The editors of n+1 survey the written word’s response to AI incursions, and pen their own manifesto:
Whatever nuance is needed for its interception, resisting AI’s further creep into intellectual labor will also require blunt-force militancy. The steps are simple. Don’t publish AI bullshit. Don’t even publish mealymouthed essays about the temptation to produce AI bullshit. Resist the call to establish worthless partnerships like the Washington Post’s Ember, an “AI writing coach” designed to churn out Bezos-friendly op-eds. Instead, do what better magazines, newspapers, and journals have managed for centuries. Promote and produce original work of value, work that’s cliché-resistant and unreplicable, work that tries — as Thomas Pynchon wrote in an oracular 1984 essay titled “Is It OK to Be a Luddite?” — “through literary means which are nocturnal and deal in disguise, to deny the machine.”
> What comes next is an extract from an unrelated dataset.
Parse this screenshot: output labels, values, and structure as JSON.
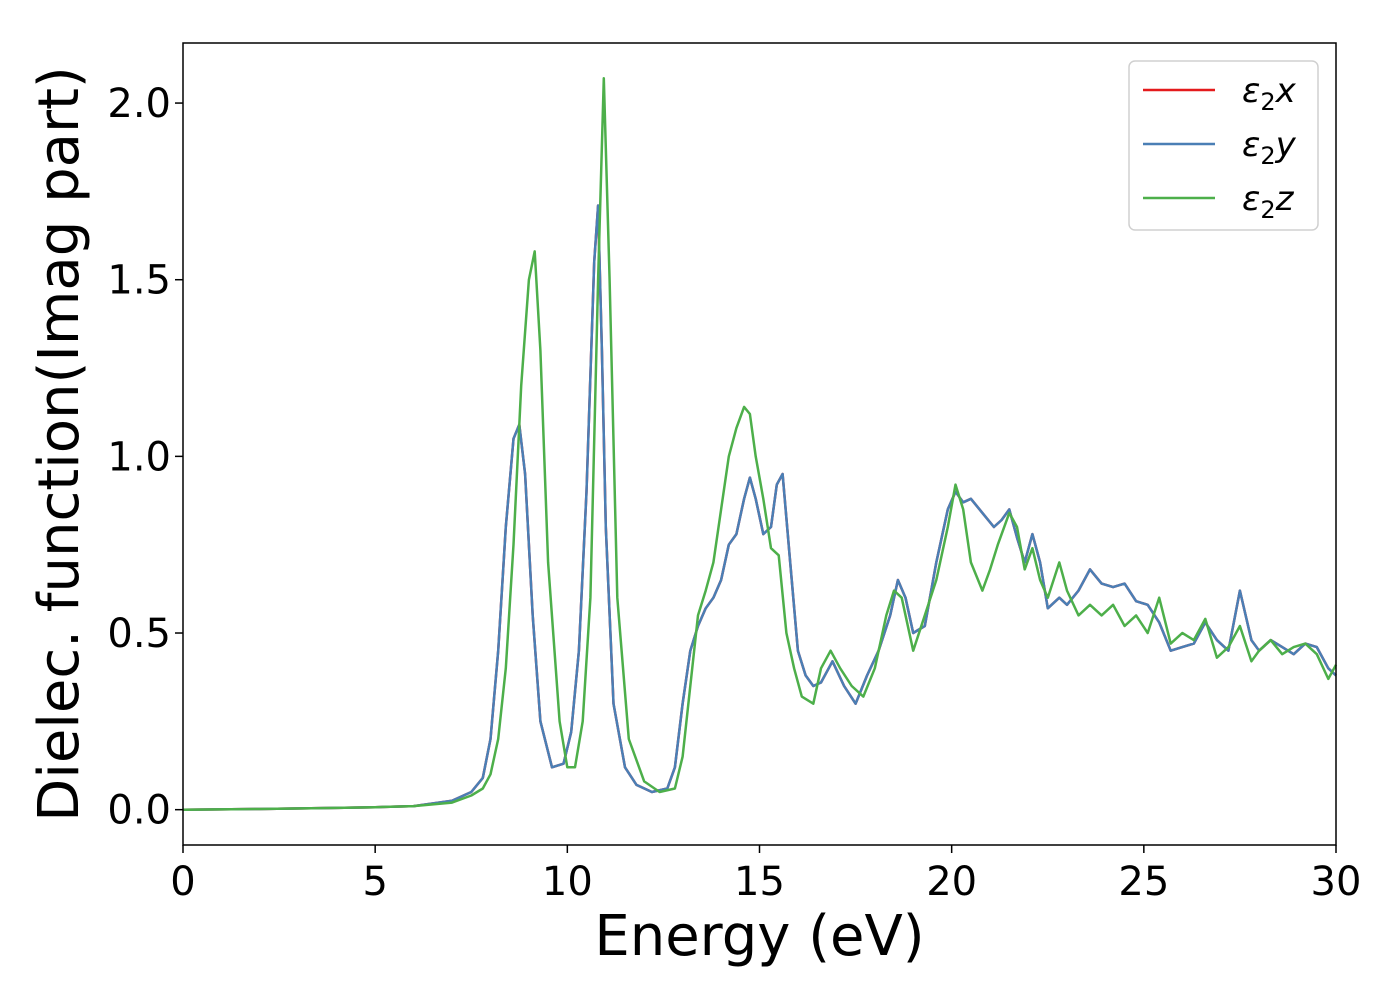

And Cameron Cross at the Curioustorian looks at the history of an old local movie theater:
Donald Hunt filled in for a friend playing piano to accompany a silent movie showing at the Nugget. The friend was unable to play one afternoon and he asked Don to take over ‘because he knew I could play the piano,’ my grandfather recalled. Unfortunately Don knew only one song, ‘Ida, Sweet as Apple Cider.’ He played that song throughout the show. He played it louder and/or faster during the exciting parts of the movie, then softer or slower during the dramatic parts. This led attendees—mostly Dartmouth students—to yell, ‘Music, more music,’ followed by people yelling, ‘No music.’